The room was small, and everything was hard and cold. There was nothing in the whole damn place. No beds, blankets, or anything resembling a place to sleep. I wondered where we were supposed to go to the bathroom.

"It just doesn't make any sense to me," I said after eating some of the hard cheese from the platter. I wasn't sure I wanted to touch the violet-colored medicine in the glass vial.

"What?" Timothée asked solemnly. He had opted for the bread.

"Five trials, it doesn't make sense. We are completely within his power. He could make us face horrible things and not give us the chance to win."

"It's because he knows we won't," Timothée grumbled.

"Hey!" I said reproachfully. "Stop taking my job, I'm supposed to be the gloomy pessimistic one."

It had been an attempt to make him smile. It didn't work. He just gave me a withering glance.

"As you so often remind me. I was a slobbering drunk who did nothing but party and waste my princely assets. I think I've got enough pessimism and self-depreciation to be getting on with."

His words were dry and sarcastic like they had been when I'd first come back to the castle. I'd been so willing to believe that the hard man laced in arrogance and irritation had been who Timothée had become. I had heard story after story of his rapscallion ways and I didn't take a moment to assess him. I had needed him to fit that mold I'd created, because if he was his old self, the one I'd known so well - goofy, and kind, and loyal, and nervous - it would break me apart to know that I'd been away from him for so long.

That armor he'd put on had not been pride in his own apathetic, negligent, ways. I had been too blind to see the despair he was in, and now I was realizing this was what he did when there was too little hope in his life. My coping mechanism was anger, his seemed to be a lackadaisical approach to life and dry wit.

I tried to form the words I knew would offer some false sense of comfort. I could not quite manage it. He and I would both know it was a lie, because I too, knew we would die under this ground if a miracle didn't occur.

"Our only hope," Timothée said, staring blankly at the wall. "Is that my father somehow, someway, realizes what has happened. I think our knights would be enough to scare Abraxas into giving us up."

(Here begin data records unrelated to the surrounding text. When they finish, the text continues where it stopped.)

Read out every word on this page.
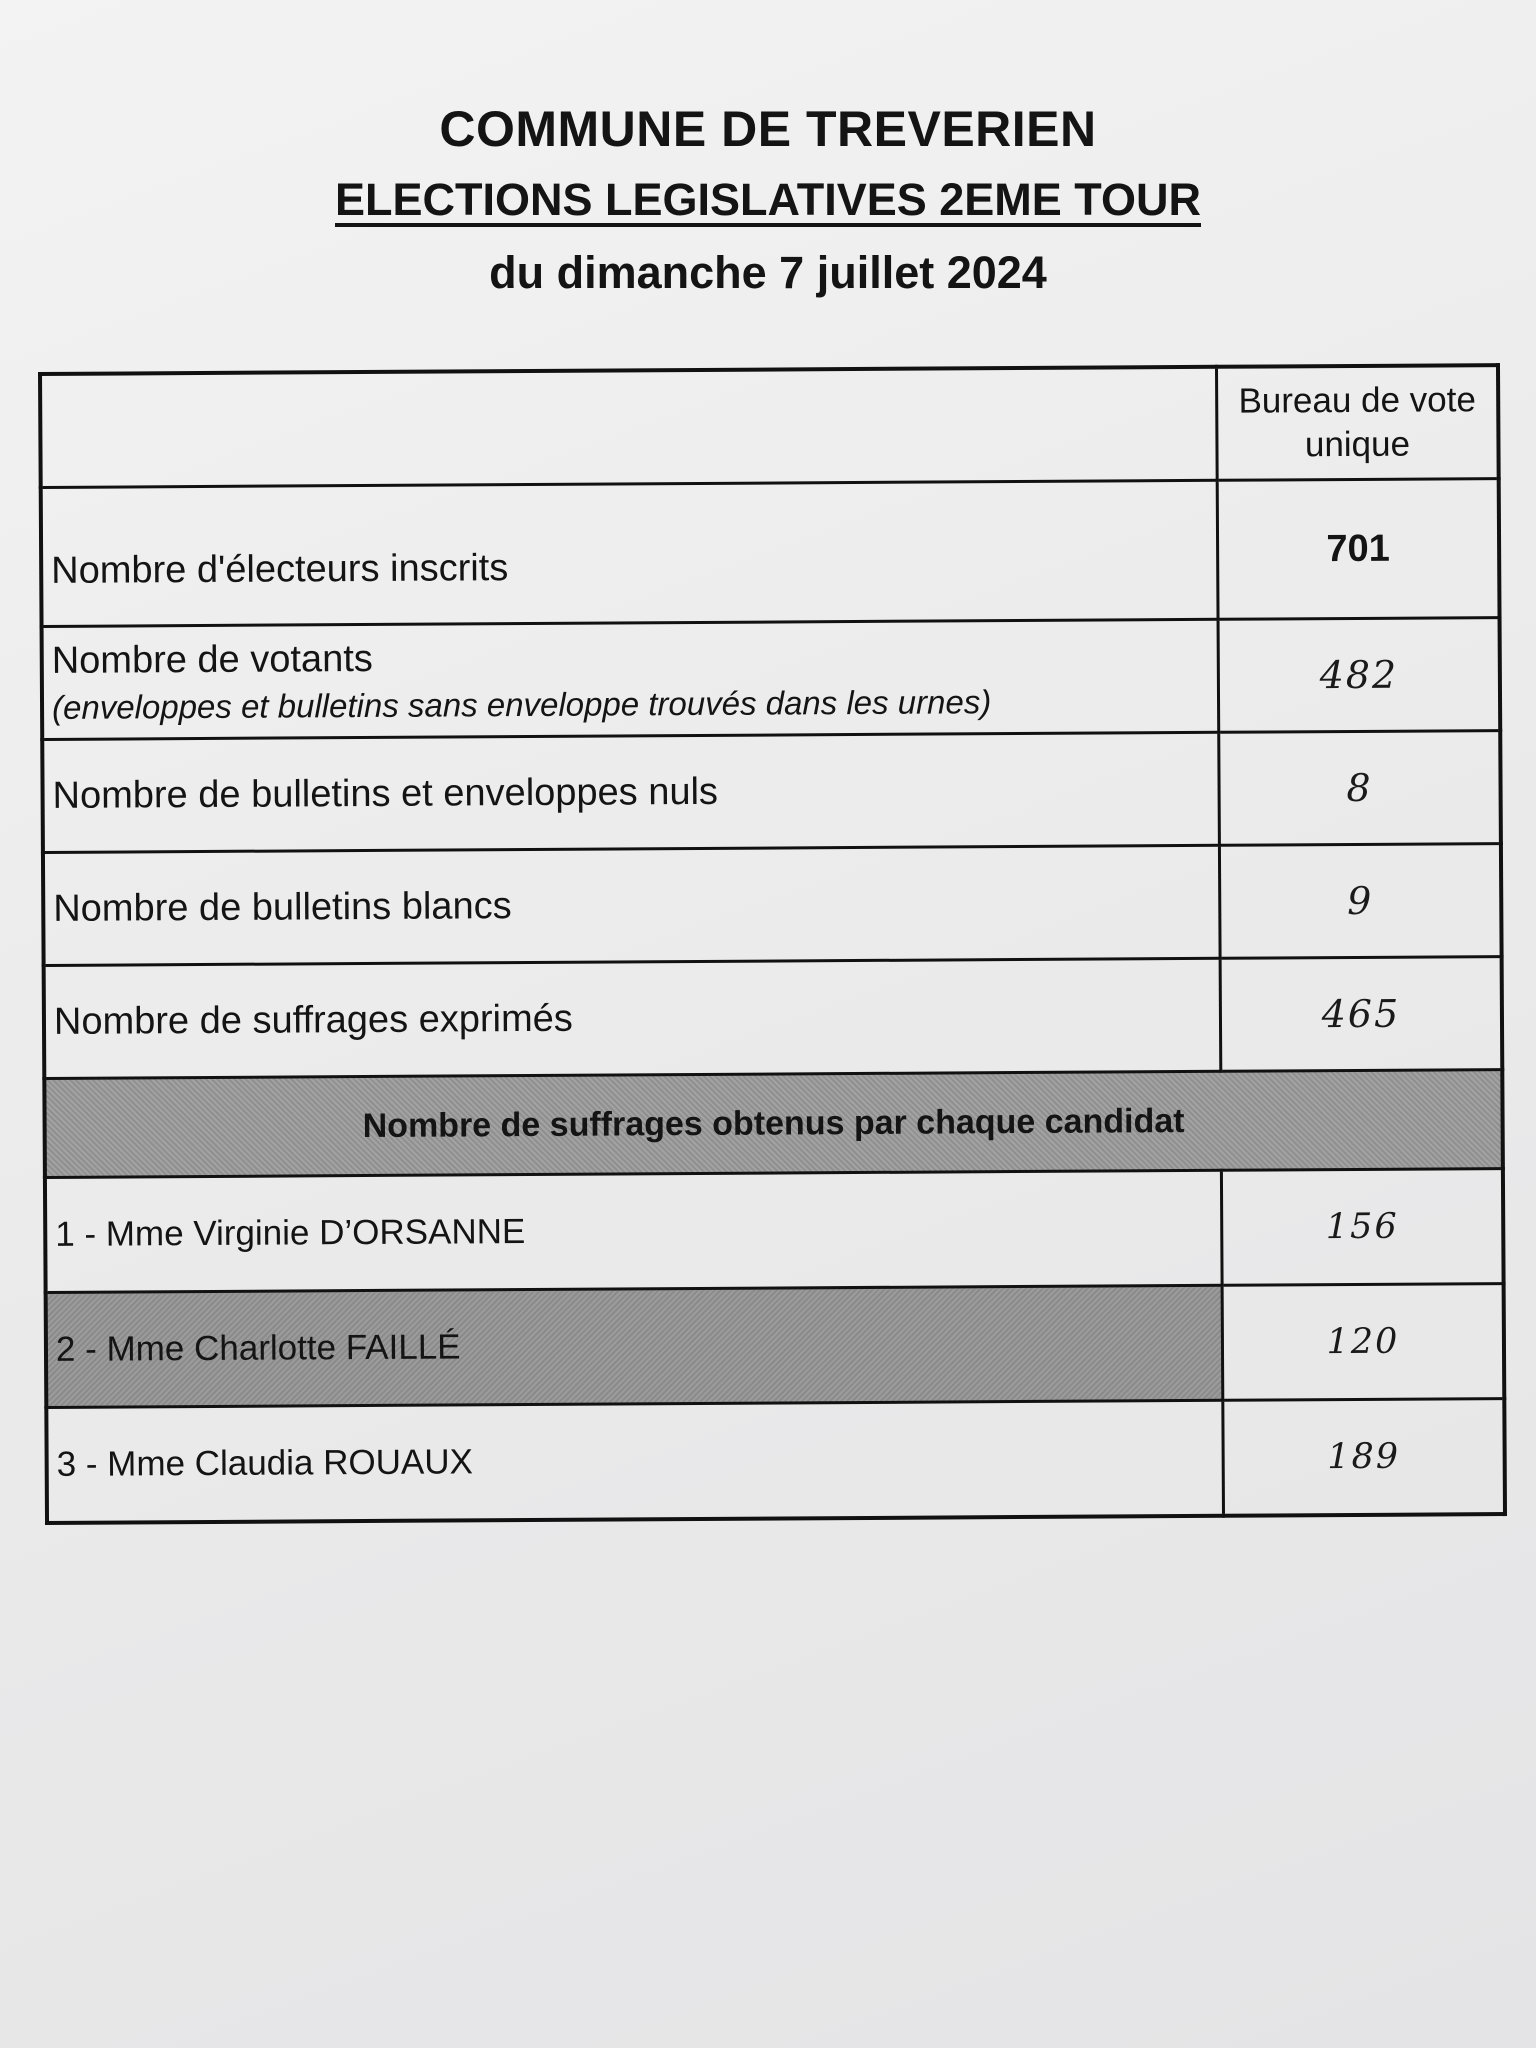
COMMUNE DE TREVERIEN
ELECTIONS LEGISLATIVES 2EME TOUR
du dimanche 7 juillet 2024
	Bureau de vote unique
Nombre d'électeurs inscrits	701
Nombre de votants
(enveloppes et bulletins sans enveloppe trouvés dans les urnes)	482
Nombre de bulletins et enveloppes nuls	8
Nombre de bulletins blancs	9
Nombre de suffrages exprimés	465
Nombre de suffrages obtenus par chaque candidat	
1 - Mme Virginie D’ORSANNE	156
2 - Mme Charlotte FAILLÉ	120
3 - Mme Claudia ROUAUX	189
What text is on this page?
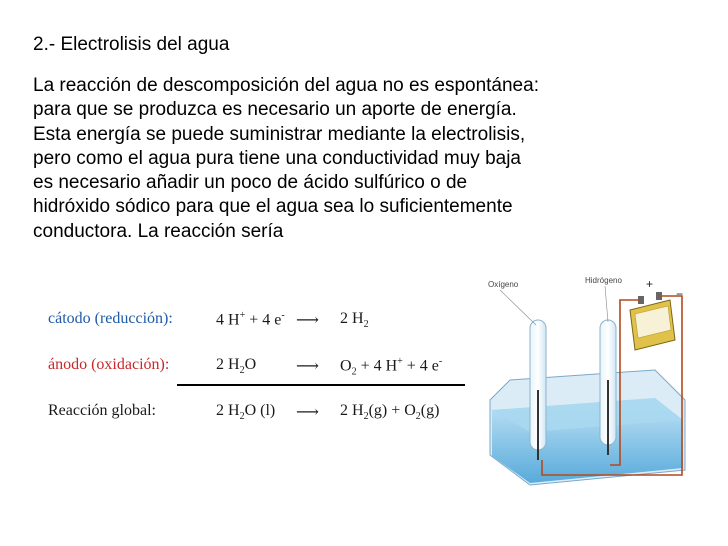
2.- Electrolisis del agua
La reacción de descomposición del agua no es espontánea:
para que se produzca es necesario un aporte de energía.
Esta energía se puede suministrar mediante la electrolisis,
pero como el agua pura tiene una conductividad muy baja
es necesario añadir un poco de ácido sulfúrico o de
hidróxido sódico para que el agua sea lo suficientemente
conductora. La reacción sería
cátodo (reducción):	4 H+ + 4 e- ⟶ 2 $H_2$
ánodo (oxidación):	2 $H_2O$ ⟶ $O_2 + 4$ H+ + 4 e-
Reacción global:	2 $H_2O$ (l) ⟶ 2 $H_2(g) + O_2(g)$
Oxígeno	Hidrógeno +
−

"He can't," I said, not looking at Timothée. "If a human stumbles onto Fae lands they become the property of the Fae. Fae cannot be punished for a human's hubris."

"We had no hubris stumbling upon this place."

"Nevertheless, it's a law. Your father could barter for us surely, but Royals are not lawfully allowed to make deals with the Fae."

"I know that," He grumbled. "Didn't stop us."

That was true. It had not stopped Timothée, but that had been a secret for years. His father might not be so willing to blatantly go against the old laws, especially so publicly. If I knew his father, he wouldn't, he was afraid of anything that might tarnish his name and image.